Royal Far West welcomes funding in NSW State Budget

Royal Far West (RFW) welcomes today’s announcement by the NSW Health Minister, Ryan Park, to invest $20m to boost the paediatric allied health workforce in next week’s State budget, as a positive step in the right direction. This funding includes $2.3m over four years for RFW to boost its assessment and diagnosis service for rural and remote children.

“We welcome this funding which will allow RFW to grow our impact on the lives of country children and their families, by providing increased access to early intervention for more country children,” RFW CEO, Jacqueline Emery said.

“This funding is acknowledgment of the significant need in rural and remote NSW for additional services to assist children with developmental challenges – a need amplified by many stakeholders in the community,” Ms Emery said.
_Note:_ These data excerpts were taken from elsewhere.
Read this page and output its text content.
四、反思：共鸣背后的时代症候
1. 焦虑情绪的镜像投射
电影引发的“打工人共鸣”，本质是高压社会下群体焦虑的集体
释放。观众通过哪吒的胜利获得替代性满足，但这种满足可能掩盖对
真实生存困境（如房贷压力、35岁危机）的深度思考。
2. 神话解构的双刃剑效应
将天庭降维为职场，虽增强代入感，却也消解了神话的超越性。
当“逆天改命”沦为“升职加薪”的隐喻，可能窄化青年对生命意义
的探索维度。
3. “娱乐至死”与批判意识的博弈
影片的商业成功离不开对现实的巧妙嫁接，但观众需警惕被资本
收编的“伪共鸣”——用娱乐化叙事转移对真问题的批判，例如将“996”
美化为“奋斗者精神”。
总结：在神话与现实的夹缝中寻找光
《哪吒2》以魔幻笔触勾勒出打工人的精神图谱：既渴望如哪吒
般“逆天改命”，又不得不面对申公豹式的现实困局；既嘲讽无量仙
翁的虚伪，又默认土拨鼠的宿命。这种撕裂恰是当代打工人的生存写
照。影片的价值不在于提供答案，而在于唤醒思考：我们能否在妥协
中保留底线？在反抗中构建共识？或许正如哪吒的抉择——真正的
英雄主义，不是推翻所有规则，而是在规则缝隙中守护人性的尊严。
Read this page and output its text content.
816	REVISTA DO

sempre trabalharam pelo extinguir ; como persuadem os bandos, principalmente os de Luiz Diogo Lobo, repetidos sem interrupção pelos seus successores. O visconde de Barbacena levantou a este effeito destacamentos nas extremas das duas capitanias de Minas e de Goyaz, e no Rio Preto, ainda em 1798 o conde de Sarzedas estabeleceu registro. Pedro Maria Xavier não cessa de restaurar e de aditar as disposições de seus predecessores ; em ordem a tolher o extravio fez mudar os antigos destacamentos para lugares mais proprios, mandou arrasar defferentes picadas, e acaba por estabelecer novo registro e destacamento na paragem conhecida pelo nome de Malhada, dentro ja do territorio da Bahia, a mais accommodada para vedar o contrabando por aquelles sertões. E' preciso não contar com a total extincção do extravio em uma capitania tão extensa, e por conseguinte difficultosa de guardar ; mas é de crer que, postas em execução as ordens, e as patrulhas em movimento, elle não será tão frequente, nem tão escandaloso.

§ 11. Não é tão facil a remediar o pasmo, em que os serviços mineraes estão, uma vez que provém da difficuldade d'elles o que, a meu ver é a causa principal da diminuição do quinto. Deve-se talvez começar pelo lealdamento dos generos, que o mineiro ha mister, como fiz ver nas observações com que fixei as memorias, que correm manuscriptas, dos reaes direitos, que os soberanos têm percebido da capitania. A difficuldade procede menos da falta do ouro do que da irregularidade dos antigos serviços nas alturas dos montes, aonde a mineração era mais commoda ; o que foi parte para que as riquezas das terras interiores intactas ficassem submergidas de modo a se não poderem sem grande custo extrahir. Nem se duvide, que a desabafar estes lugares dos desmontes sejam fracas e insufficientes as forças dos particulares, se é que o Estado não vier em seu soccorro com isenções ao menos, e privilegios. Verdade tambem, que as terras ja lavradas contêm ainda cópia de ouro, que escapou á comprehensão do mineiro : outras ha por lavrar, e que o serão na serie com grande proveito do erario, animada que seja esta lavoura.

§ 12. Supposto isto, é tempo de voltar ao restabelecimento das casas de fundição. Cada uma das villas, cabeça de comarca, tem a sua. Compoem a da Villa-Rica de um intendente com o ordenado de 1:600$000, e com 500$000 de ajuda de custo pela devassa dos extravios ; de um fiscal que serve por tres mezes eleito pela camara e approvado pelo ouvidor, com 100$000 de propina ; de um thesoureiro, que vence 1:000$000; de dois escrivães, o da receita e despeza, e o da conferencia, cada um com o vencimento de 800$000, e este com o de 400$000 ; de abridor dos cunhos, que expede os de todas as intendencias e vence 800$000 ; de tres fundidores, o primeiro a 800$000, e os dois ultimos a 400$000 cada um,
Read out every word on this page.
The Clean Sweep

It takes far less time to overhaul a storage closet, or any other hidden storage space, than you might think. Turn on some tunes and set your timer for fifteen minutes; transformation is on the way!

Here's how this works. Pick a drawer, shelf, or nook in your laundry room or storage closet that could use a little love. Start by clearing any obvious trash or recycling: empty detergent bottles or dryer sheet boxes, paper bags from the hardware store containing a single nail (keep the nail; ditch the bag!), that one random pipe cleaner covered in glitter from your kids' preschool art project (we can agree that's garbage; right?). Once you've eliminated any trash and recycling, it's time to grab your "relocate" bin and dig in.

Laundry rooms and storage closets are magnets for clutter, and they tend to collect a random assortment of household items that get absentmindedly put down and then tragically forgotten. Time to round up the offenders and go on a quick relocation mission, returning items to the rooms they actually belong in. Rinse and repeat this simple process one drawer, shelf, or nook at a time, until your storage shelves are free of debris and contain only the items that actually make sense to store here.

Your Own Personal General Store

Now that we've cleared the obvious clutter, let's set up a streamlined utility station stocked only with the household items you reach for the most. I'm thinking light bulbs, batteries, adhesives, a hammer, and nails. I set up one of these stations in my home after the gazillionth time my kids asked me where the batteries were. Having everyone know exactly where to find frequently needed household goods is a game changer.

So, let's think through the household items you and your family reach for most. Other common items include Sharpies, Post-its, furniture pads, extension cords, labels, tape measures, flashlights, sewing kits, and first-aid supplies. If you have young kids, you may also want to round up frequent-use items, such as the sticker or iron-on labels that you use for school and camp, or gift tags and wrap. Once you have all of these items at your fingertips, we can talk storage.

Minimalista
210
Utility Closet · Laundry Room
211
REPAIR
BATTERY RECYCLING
“While the funding announced will not allow RFW the transformational change that we were seeking to establish two rural paediatric clinics in Dubbo and Wagga Wagga, RFW will continue to work closely with the State Government and local health providers to determine how to best meet the needs on the ground in these regions.”

NSW Health has been the major funder of this service for over two decades and we welcome their ongoing commitment in this Budget, ” Ms Emery said.

She said “RFW’s role as a specialist child development service plays a critical role in supporting the state’s most vulnerable children and we will continue to see as many children as our funding allows for. We are hopeful that the increase in funding to the public paediatric system will enable us to transition more children back into local services so we can offer more places in our service”

The last Australian Early Developmental Census conducted in 2021 reported children living in rural and remote areas of Australia are up to twice as likely to start school developmentally vulnerable than children living in metropolitan regions.

“We need to continue to advocate for the needs of country children to ensure where you live is not a barrier to access the vital health services needed to reach their potential,” Ms Emery said.